Chris: You seem to have an intuition as to how each student feels. Like today, there was a woman with depression and you seemed to know exactly how she felt.

Geeta: Yes, I told her to lift her eyes and .that helped. I see that opening the eyes, opens the mind. It comes because there is an inner connection. Then you forget the past and come to the present. Otherwise you are brooding, you are in the past. Even in Setu Bandha Sarvangasana I told the students today to look at the ceiling and lift the chest so the whole cellular body goes upward. Yes, I have to admit that it is intuition which guides me to a great extent.

Chris: I know Guruji has said that in the medical classes when he has students with various ailments, he has to create the problem in his own body to see what to do. Do you also do that?

Geeta: Yes, to some extent that kind of imitation is there. But it is a feeling and I can't say that it is just penetrating into the body. Suppose you are complaining of ankle pain in standing poses. When I am practising, the depth is so much that I see that when you are complaining of your ankle pain what is likely to be happening. More than technique it is the feeling which is there that gives me the knowledge from inside, how each person has to be treated.
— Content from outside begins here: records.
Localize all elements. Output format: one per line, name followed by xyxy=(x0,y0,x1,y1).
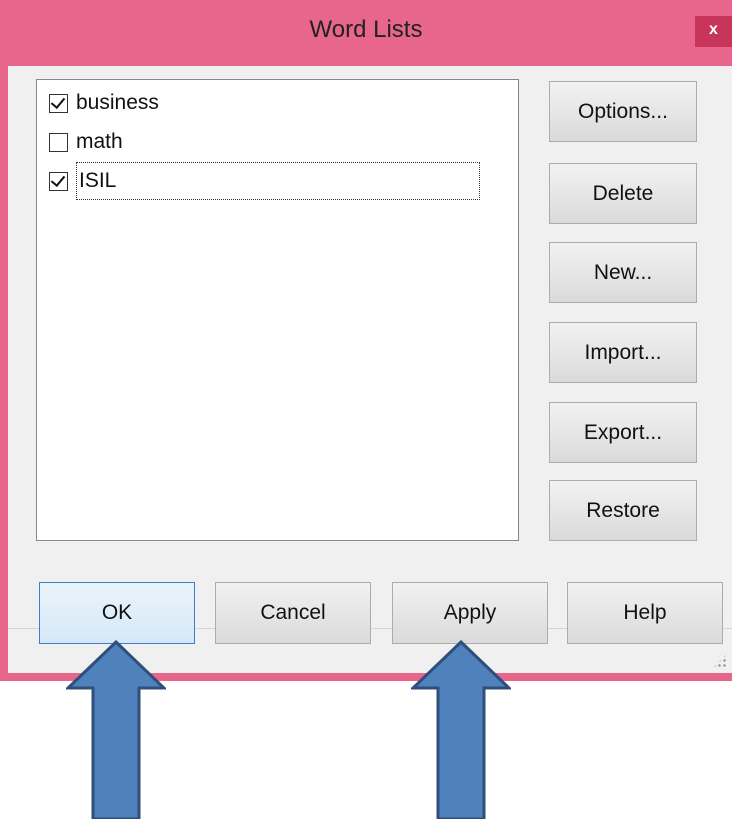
new-button[interactable]: New... xyxy=(549,242,697,303)
title-bar[interactable]: Word Lists x xyxy=(0,0,732,66)
dialog-client-area: business math ISIL Options... Delete New… xyxy=(8,66,732,673)
up-arrow-icon xyxy=(411,640,511,819)
list-item-label: math xyxy=(76,130,123,153)
close-icon: x xyxy=(709,21,718,38)
checkbox-business[interactable] xyxy=(49,93,68,113)
apply-button[interactable]: Apply xyxy=(392,582,548,644)
list-item-business[interactable]: business xyxy=(49,88,159,118)
restore-button[interactable]: Restore xyxy=(549,480,697,541)
up-arrow-icon xyxy=(66,640,166,819)
checkbox-math[interactable] xyxy=(49,132,68,152)
ok-button[interactable]: OK xyxy=(39,582,195,644)
list-item-label: ISIL xyxy=(79,169,117,192)
dialog-title: Word Lists xyxy=(309,16,423,43)
word-lists-dialog: Word Lists x business math ISIL Options.… xyxy=(0,0,732,681)
delete-button[interactable]: Delete xyxy=(549,163,697,224)
cancel-button[interactable]: Cancel xyxy=(215,582,371,644)
export-button[interactable]: Export... xyxy=(549,402,697,463)
list-item-isil[interactable]: ISIL xyxy=(49,162,480,200)
help-button[interactable]: Help xyxy=(567,582,723,644)
resize-grip-icon[interactable] xyxy=(712,653,728,669)
list-item-math[interactable]: math xyxy=(49,127,123,157)
list-item-label: business xyxy=(76,91,159,114)
word-list-box[interactable]: business math ISIL xyxy=(36,79,519,541)
import-button[interactable]: Import... xyxy=(549,322,697,383)
checkbox-isil[interactable] xyxy=(49,171,68,191)
list-item-label-focused: ISIL xyxy=(76,162,480,200)
options-button[interactable]: Options... xyxy=(549,81,697,142)
close-button[interactable]: x xyxy=(695,16,732,47)
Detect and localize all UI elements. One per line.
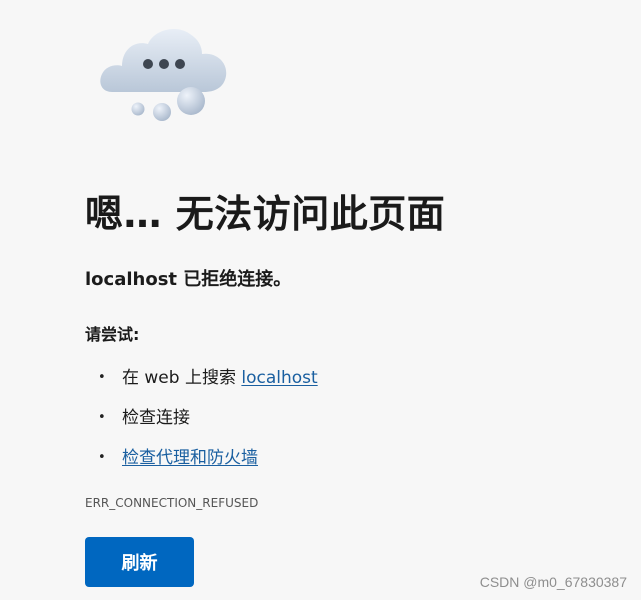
check-proxy-firewall-link[interactable]: 检查代理和防火墙 [122,448,258,468]
bullet-icon: • [98,370,106,385]
bullet-icon: • [98,450,106,465]
try-label: 请尝试: [85,325,140,344]
watermark: CSDN @m0_67830387 [479,574,627,590]
error-message: localhost 已拒绝连接。 [85,269,292,290]
cloud-bubble [131,102,145,116]
search-localhost-link[interactable]: localhost [241,368,317,388]
cloud-bubble [177,87,205,115]
refresh-button[interactable]: 刷新 [85,537,194,587]
sad-cloud-icon [100,29,227,121]
suggestion-search-prefix: 在 web 上搜索 [122,368,242,388]
suggestion-text: 检查连接 [122,408,190,428]
page-title: 嗯… 无法访问此页面 [85,192,446,236]
suggestion-text: 检查代理和防火墙 [122,444,258,472]
cloud-dot [159,59,169,69]
error-page: 嗯… 无法访问此页面 localhost 已拒绝连接。 请尝试: • 在 web… [0,0,641,600]
cloud-dot [175,59,185,69]
bullet-icon: • [98,410,106,425]
cloud-bubble [153,103,171,121]
error-code: ERR_CONNECTION_REFUSED [85,496,259,510]
cloud-dot [143,59,153,69]
suggestion-text: 在 web 上搜索 localhost [122,364,318,392]
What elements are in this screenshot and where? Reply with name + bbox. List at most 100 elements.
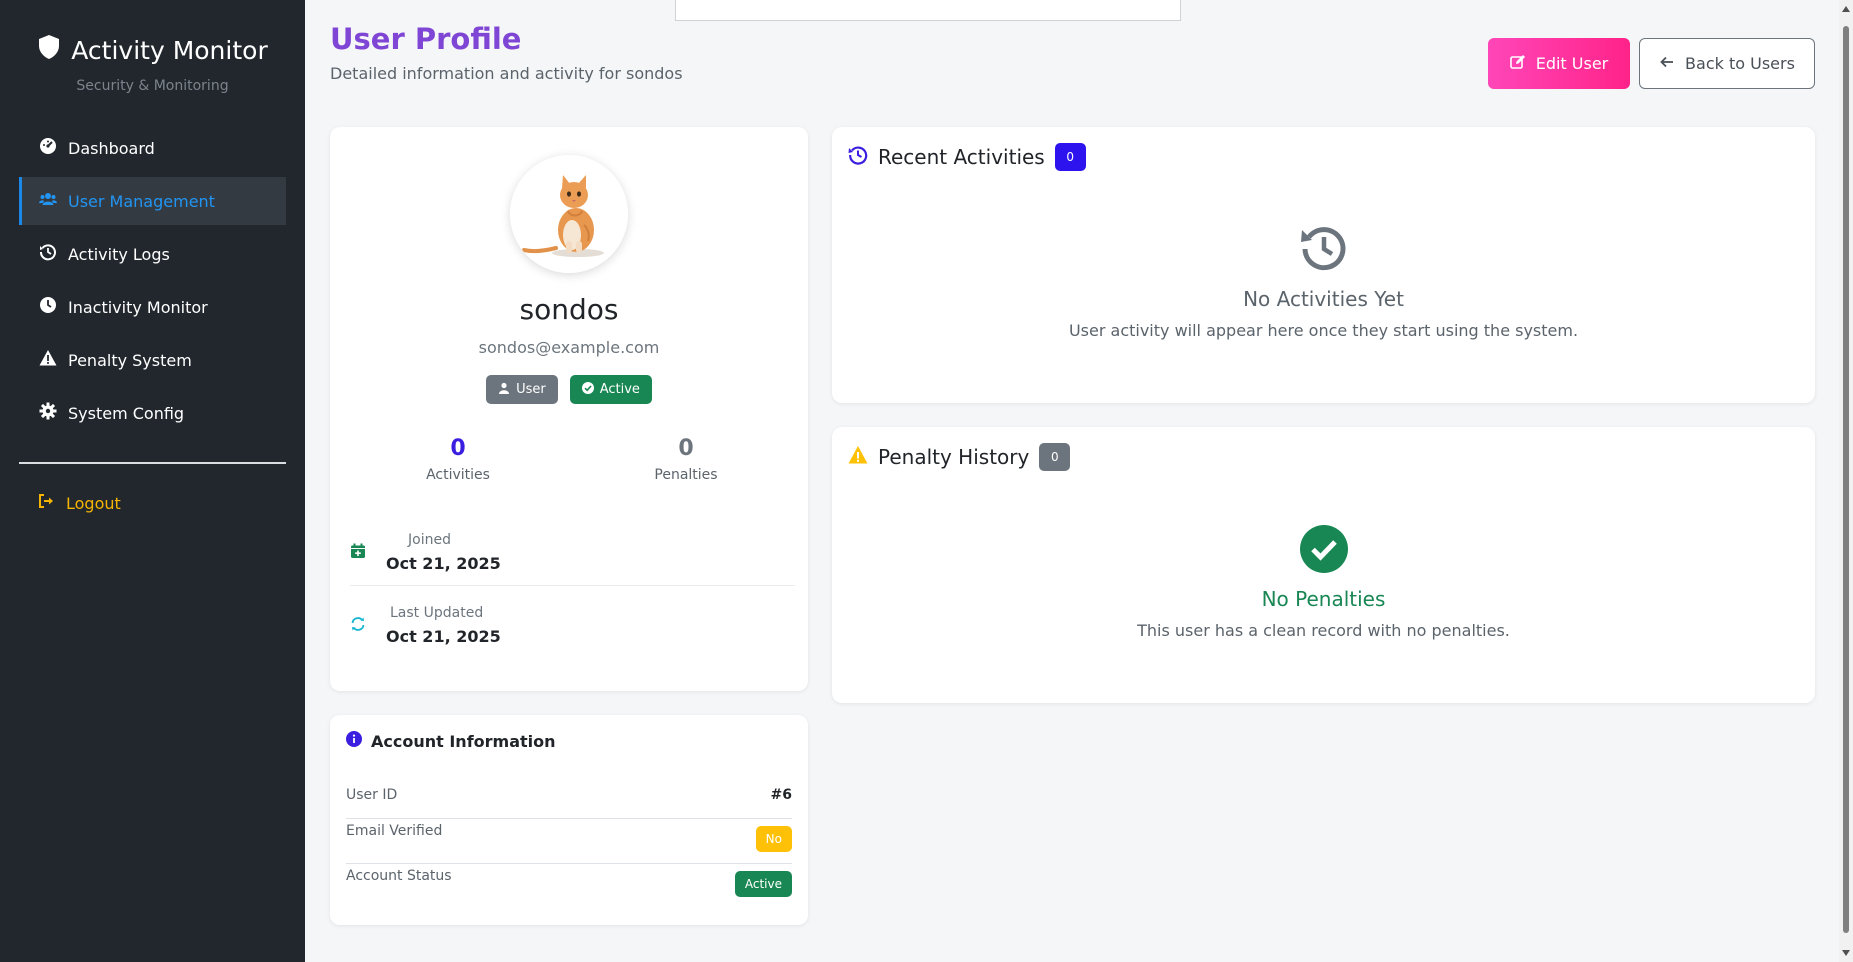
joined-row: Joined Oct 21, 2025 <box>350 532 795 573</box>
history-icon <box>39 243 57 265</box>
sidebar-item-label: System Config <box>68 403 185 423</box>
brand-subtitle: Security & Monitoring <box>76 78 229 94</box>
sidebar-divider <box>19 462 286 464</box>
role-badge-label: User <box>516 382 546 397</box>
arrow-left-icon <box>1659 54 1675 74</box>
joined-label: Joined <box>408 532 451 548</box>
scroll-down-arrow[interactable] <box>1842 950 1850 956</box>
account-row-divider <box>346 818 792 819</box>
account-info-title: Account Information <box>371 731 556 751</box>
brand-title-text: Activity Monitor <box>71 35 268 65</box>
status-badge: Active <box>569 375 652 404</box>
recent-activities-title: Recent Activities <box>878 145 1045 169</box>
user-id-label: User ID <box>346 787 398 803</box>
sidebar-item-label: Inactivity Monitor <box>68 297 208 317</box>
sidebar-item-system-config[interactable]: System Config <box>19 389 286 437</box>
recent-activities-header: Recent Activities 0 <box>848 143 1086 171</box>
brand: Activity Monitor Security & Monitoring <box>0 0 305 94</box>
info-divider <box>350 585 795 586</box>
sidebar-item-penalty-system[interactable]: Penalty System <box>19 336 286 384</box>
page-title: User Profile <box>330 22 522 56</box>
penalty-history-title: Penalty History <box>878 445 1030 469</box>
joined-value: Oct 21, 2025 <box>386 554 501 573</box>
penalties-label: Penalties <box>654 467 718 483</box>
sidebar-item-activity-logs[interactable]: Activity Logs <box>19 230 286 278</box>
penalties-empty-state: No Penalties This user has a clean recor… <box>832 523 1815 640</box>
info-icon <box>346 731 362 751</box>
recent-activities-card: Recent Activities 0 No Activities Yet Us… <box>832 127 1815 403</box>
sidebar-item-label: Penalty System <box>68 350 192 370</box>
sidebar-item-inactivity-monitor[interactable]: Inactivity Monitor <box>19 283 286 331</box>
history-icon <box>832 223 1815 279</box>
sidebar-item-label: Activity Logs <box>68 244 170 264</box>
activities-label: Activities <box>426 467 490 483</box>
calendar-plus-icon <box>350 543 386 563</box>
activities-empty-title: No Activities Yet <box>1243 287 1404 311</box>
penalties-empty-text: This user has a clean record with no pen… <box>1137 621 1510 640</box>
edit-icon <box>1509 54 1526 74</box>
email-verified-badge: No <box>755 826 792 852</box>
sidebar: Activity Monitor Security & Monitoring D… <box>0 0 305 962</box>
main-content: User Profile Detailed information and ac… <box>305 0 1853 962</box>
back-to-users-label: Back to Users <box>1685 54 1795 73</box>
updated-value: Oct 21, 2025 <box>386 627 501 646</box>
account-status-label: Account Status <box>346 868 452 884</box>
users-icon <box>39 190 57 212</box>
activities-count: 0 <box>450 436 466 461</box>
sidebar-item-user-management[interactable]: User Management <box>19 177 286 225</box>
brand-title[interactable]: Activity Monitor <box>37 34 268 66</box>
scroll-thumb[interactable] <box>1843 26 1849 933</box>
sidebar-item-dashboard[interactable]: Dashboard <box>19 124 286 172</box>
logout-link[interactable]: Logout <box>0 492 305 514</box>
user-id-row: User ID #6 <box>346 784 792 806</box>
sidebar-nav: Dashboard User Management Activity Logs … <box>0 124 305 437</box>
back-to-users-button[interactable]: Back to Users <box>1639 38 1815 89</box>
penalty-history-card: Penalty History 0 No Penalties This user… <box>832 427 1815 703</box>
edit-user-label: Edit User <box>1535 54 1609 73</box>
penalty-history-header: Penalty History 0 <box>848 443 1071 471</box>
account-status-row: Account Status Active <box>346 866 792 902</box>
updated-row: Last Updated Oct 21, 2025 <box>350 605 795 646</box>
account-row-divider <box>346 863 792 864</box>
penalties-stat: 0 Penalties <box>616 436 756 483</box>
scroll-up-arrow[interactable] <box>1842 6 1850 12</box>
account-info-header: Account Information <box>346 731 556 751</box>
gear-icon <box>39 402 57 424</box>
sidebar-item-label: Dashboard <box>68 138 155 158</box>
penalties-count-badge: 0 <box>1039 443 1071 471</box>
account-status-badge: Active <box>734 871 792 897</box>
clock-icon <box>39 296 57 318</box>
check-circle-icon <box>832 523 1815 579</box>
user-icon <box>498 382 510 398</box>
email-verified-row: Email Verified No <box>346 821 792 857</box>
email-verified-label: Email Verified <box>346 823 443 839</box>
history-icon <box>848 145 868 170</box>
check-circle-icon <box>581 381 594 398</box>
updated-label: Last Updated <box>390 605 484 621</box>
page-scrollbar[interactable] <box>1839 0 1853 962</box>
page-subtitle: Detailed information and activity for so… <box>330 64 683 83</box>
warning-icon <box>848 445 868 470</box>
activities-count-badge: 0 <box>1054 143 1086 171</box>
sidebar-item-label: User Management <box>68 191 215 211</box>
gauge-icon <box>39 137 57 159</box>
activities-stat: 0 Activities <box>388 436 528 483</box>
warning-icon <box>39 349 57 371</box>
shield-icon <box>37 34 61 66</box>
edit-user-button[interactable]: Edit User <box>1488 38 1630 89</box>
user-id-value: #6 <box>770 787 792 803</box>
profile-email: sondos@example.com <box>478 338 660 357</box>
penalties-empty-title: No Penalties <box>1261 587 1386 611</box>
logout-label: Logout <box>66 493 121 513</box>
profile-badges: User Active <box>330 375 808 404</box>
profile-card: sondos sondos@example.com User Active 0 … <box>330 127 808 691</box>
account-info-card: Account Information User ID #6 Email Ver… <box>330 715 808 925</box>
status-badge-label: Active <box>599 382 640 397</box>
cat-avatar-image <box>510 155 628 273</box>
sync-icon <box>350 616 386 636</box>
avatar <box>510 155 628 273</box>
logout-icon <box>37 492 55 514</box>
top-popover <box>675 0 1181 21</box>
role-badge: User <box>486 375 558 404</box>
penalties-count: 0 <box>678 436 694 461</box>
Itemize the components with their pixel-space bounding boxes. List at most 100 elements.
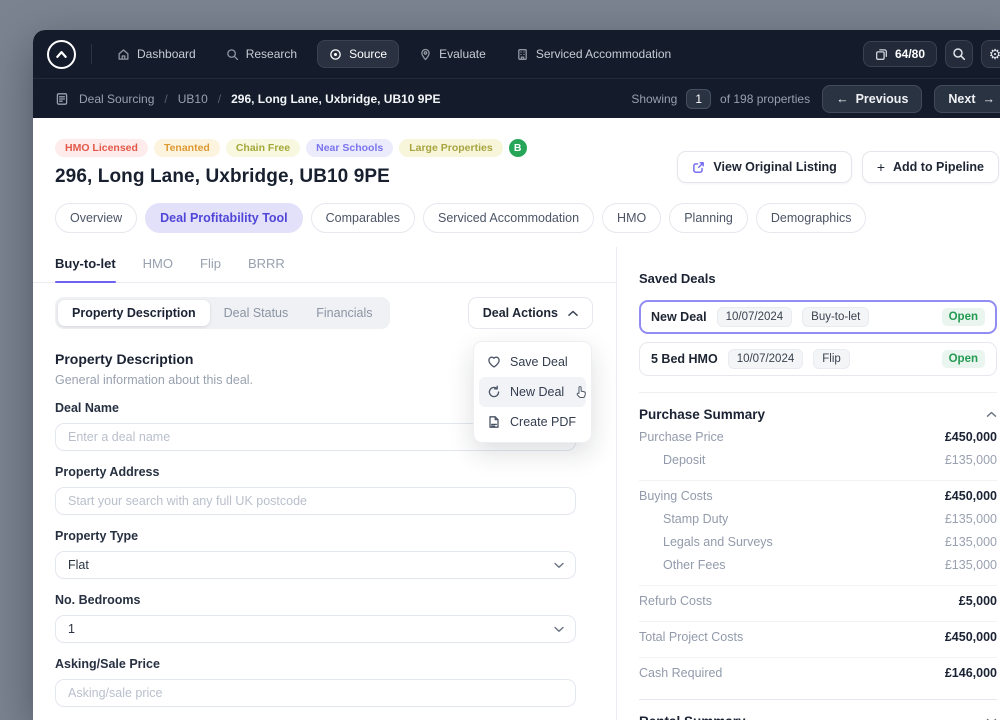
app-window: Dashboard Research Source Evaluate Servi…	[33, 30, 1000, 720]
summary-row: Legals and Surveys £135,000	[639, 535, 997, 550]
credits-badge[interactable]: 64/80	[862, 41, 937, 67]
page-title: 296, Long Lane, Uxbridge, UB10 9PE	[55, 166, 390, 187]
row-label: Total Project Costs	[639, 630, 744, 644]
target-icon	[329, 48, 342, 61]
tab-hmo[interactable]: HMO	[602, 203, 662, 233]
bedrooms-select[interactable]: 1	[55, 615, 576, 643]
logo-chevron-icon	[55, 48, 68, 61]
status-badge: Open	[941, 350, 985, 368]
deal-date-badge: 10/07/2024	[716, 307, 793, 327]
previous-button[interactable]: ← Previous	[822, 84, 923, 113]
row-value: £135,000	[944, 558, 997, 572]
asking-price-input[interactable]	[55, 679, 576, 707]
nav-item-serviced-accommodation[interactable]: Serviced Accommodation	[506, 40, 681, 68]
row-value: £135,000	[944, 535, 997, 549]
segment-deal-status[interactable]: Deal Status	[210, 300, 303, 326]
tab-serviced-accommodation[interactable]: Serviced Accommodation	[423, 203, 595, 233]
segment-financials[interactable]: Financials	[302, 300, 386, 326]
summary-panel: Saved Deals New Deal 10/07/2024 Buy-to-l…	[617, 247, 1000, 720]
saved-deal-card[interactable]: 5 Bed HMO 10/07/2024 Flip Open	[639, 342, 997, 376]
pin-icon	[419, 48, 432, 61]
property-type-select[interactable]: Flat	[55, 551, 576, 579]
saved-deals-title: Saved Deals	[639, 271, 716, 286]
group-divider	[639, 480, 997, 481]
tag-near-schools: Near Schools	[306, 139, 394, 157]
strategy-tab-hmo[interactable]: HMO	[143, 256, 173, 282]
menu-label: Create PDF	[510, 415, 576, 429]
chevron-down-icon	[554, 626, 564, 633]
deal-actions-menu: Save Deal New Deal Create PDF	[473, 341, 592, 443]
breadcrumb-separator: /	[164, 91, 168, 106]
strategy-tabs: Buy-to-let HMO Flip BRRR	[33, 247, 616, 283]
deal-tool-inner: Property Description Deal Status Financi…	[33, 283, 616, 720]
tag-chain-free: Chain Free	[225, 139, 301, 157]
menu-item-new-deal[interactable]: New Deal	[479, 377, 586, 407]
field-bedrooms: No. Bedrooms 1	[55, 593, 576, 643]
nav-item-evaluate[interactable]: Evaluate	[409, 40, 496, 68]
group-divider	[639, 657, 997, 658]
summary-row: Cash Required £146,000	[639, 666, 997, 681]
search-button[interactable]	[945, 40, 973, 68]
page-tabs: Overview Deal Profitability Tool Compara…	[33, 188, 1000, 233]
credits-count: 64/80	[894, 47, 925, 61]
research-icon	[226, 48, 239, 61]
nav-item-research[interactable]: Research	[216, 40, 307, 68]
rental-summary-header[interactable]: Rental Summary	[639, 714, 997, 720]
row-label: Cash Required	[639, 666, 723, 680]
menu-item-save-deal[interactable]: Save Deal	[479, 347, 586, 377]
previous-label: Previous	[855, 91, 909, 106]
top-navbar: Dashboard Research Source Evaluate Servi…	[33, 30, 1000, 78]
row-label: Legals and Surveys	[663, 535, 773, 549]
deal-actions-button[interactable]: Deal Actions	[467, 297, 593, 329]
tab-planning[interactable]: Planning	[669, 203, 748, 233]
row-label: Stamp Duty	[663, 512, 729, 526]
chevron-up-icon[interactable]	[986, 411, 997, 418]
next-button[interactable]: Next →	[934, 84, 1000, 113]
field-property-type: Property Type Flat	[55, 529, 576, 579]
main-split: Buy-to-let HMO Flip BRRR Property Descri…	[33, 247, 1000, 720]
deal-tool-panel: Buy-to-let HMO Flip BRRR Property Descri…	[33, 247, 617, 720]
strategy-tab-flip[interactable]: Flip	[200, 256, 221, 282]
row-label: Other Fees	[663, 558, 726, 572]
tab-demographics[interactable]: Demographics	[755, 203, 867, 233]
strategy-tab-buy-to-let[interactable]: Buy-to-let	[55, 256, 116, 283]
settings-button[interactable]: ⚙	[981, 40, 1000, 68]
add-to-pipeline-button[interactable]: + Add to Pipeline	[861, 151, 999, 183]
tab-overview[interactable]: Overview	[55, 203, 138, 233]
section-divider	[639, 392, 997, 393]
breadcrumb-area[interactable]: UB10	[178, 92, 208, 106]
search-icon	[952, 47, 966, 61]
asking-price-label: Asking/Sale Price	[55, 657, 160, 671]
deal-name: 5 Bed HMO	[651, 352, 718, 366]
segment-property-description[interactable]: Property Description	[58, 300, 210, 326]
document-icon	[55, 92, 69, 106]
nav-item-source[interactable]: Source	[317, 40, 400, 68]
menu-item-create-pdf[interactable]: Create PDF	[479, 407, 586, 437]
breadcrumb-separator: /	[217, 91, 222, 106]
nav-item-dashboard[interactable]: Dashboard	[107, 40, 206, 68]
arrow-right-icon: →	[982, 91, 996, 106]
tab-deal-profitability-tool[interactable]: Deal Profitability Tool	[145, 203, 303, 233]
view-original-listing-button[interactable]: View Original Listing	[677, 151, 852, 183]
strategy-tab-brrr[interactable]: BRRR	[248, 256, 285, 282]
property-type-value: Flat	[68, 558, 89, 572]
property-address-input[interactable]	[55, 487, 576, 515]
saved-deal-card[interactable]: New Deal 10/07/2024 Buy-to-let Open	[639, 300, 997, 334]
app-logo[interactable]	[47, 39, 76, 69]
breadcrumb-current: 296, Long Lane, Uxbridge, UB10 9PE	[231, 91, 441, 106]
main-nav: Dashboard Research Source Evaluate Servi…	[107, 40, 681, 68]
purchase-summary-title: Purchase Summary	[639, 407, 766, 422]
deal-strategy-badge: Flip	[813, 349, 850, 369]
showing-label: Showing	[631, 91, 678, 106]
row-value: £450,000	[944, 430, 997, 444]
row-value: £5,000	[958, 594, 997, 608]
purchase-summary-header[interactable]: Purchase Summary	[639, 407, 997, 422]
pagination: Showing 1 of 198 properties ← Previous N…	[631, 84, 1000, 113]
rental-summary-title: Rental Summary	[639, 714, 746, 720]
summary-row: Total Project Costs £450,000	[639, 630, 997, 645]
breadcrumb-deal-sourcing[interactable]: Deal Sourcing	[79, 92, 154, 106]
heart-icon	[487, 355, 501, 369]
tab-comparables[interactable]: Comparables	[310, 203, 415, 233]
nav-label: Source	[349, 47, 388, 61]
credits-icon	[875, 48, 888, 61]
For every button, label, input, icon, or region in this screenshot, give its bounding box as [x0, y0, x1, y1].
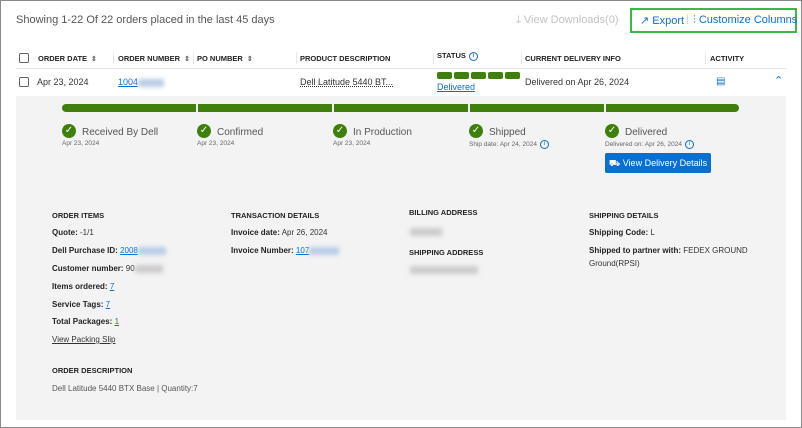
order-number: 1004	[118, 77, 139, 87]
redacted	[138, 78, 165, 87]
col-label: PO NUMBER	[197, 54, 243, 63]
order-description: Dell Latitude 5440 BTX Base | Quantity:7	[52, 384, 198, 393]
header-divider	[16, 68, 786, 69]
step-label: Received By Dell	[82, 127, 159, 138]
customer-number: Customer number: 90	[52, 264, 163, 273]
progress-segment	[198, 104, 332, 112]
collapse-chevron-icon[interactable]: ⌃	[774, 74, 783, 87]
items-ordered: Items ordered: 7	[52, 282, 115, 291]
select-all-checkbox[interactable]	[19, 53, 29, 63]
sort-icon: ⇕	[184, 56, 190, 63]
step-date: Apr 23, 2024	[197, 140, 235, 147]
status-progress-bar	[437, 72, 520, 79]
divider: |	[686, 14, 689, 25]
step-received: ✓ Received By Dell Apr 23, 2024	[62, 122, 158, 147]
step-label: Confirmed	[217, 127, 264, 138]
info-icon[interactable]: i	[468, 51, 478, 61]
transaction-heading: TRANSACTION DETAILS	[231, 211, 320, 220]
progress-segment	[62, 104, 196, 112]
info-icon[interactable]: i	[539, 140, 549, 149]
step-confirmed: ✓ Confirmed Apr 23, 2024	[197, 122, 263, 147]
order-number-link[interactable]: 1004	[118, 77, 165, 87]
step-date: Apr 23, 2024	[333, 140, 371, 147]
status-link[interactable]: Delivered	[437, 82, 475, 92]
info-icon[interactable]: i	[684, 140, 694, 149]
step-delivered: ✓ Delivered Delivered on: Apr 26, 2024 i	[605, 122, 694, 149]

Even in the case of a liver or gallbladder problem, I feel it from inside of my body. There is a sense. Suppose in forward bends someone says their abdomen is getting pressed. I feel it from inside where it is getting pressed. And the other day in class you may have seen this woman who complained of lumbar pain. I felt that her problem was in the shoulder blade and you saw that the moment the shoulder blade was taken inside, she was free from the lumbar pain. So how it comes, I can't say. But it is the penetration in the pose that tells us what is happening in certain parts of the body when we are doing the pose. It is just a freedom of the mind, you can say. And sometimes I explain in the class but I don't know to what extent you people understand. Even if I shout, there is a reason behind it. If I am strict with someone or losing my temper, outsiders might think that it is only at that level. But then they are not really understanding. I am just asking them to penetrate inside. It is so subjective that people will never understand without experiencing. Sometimes people talk about the sweet-talking teachers and we can't even imagine like that because we can't cheat. When you are seeing in front of your eyes that something is going wrong, you can't cheat.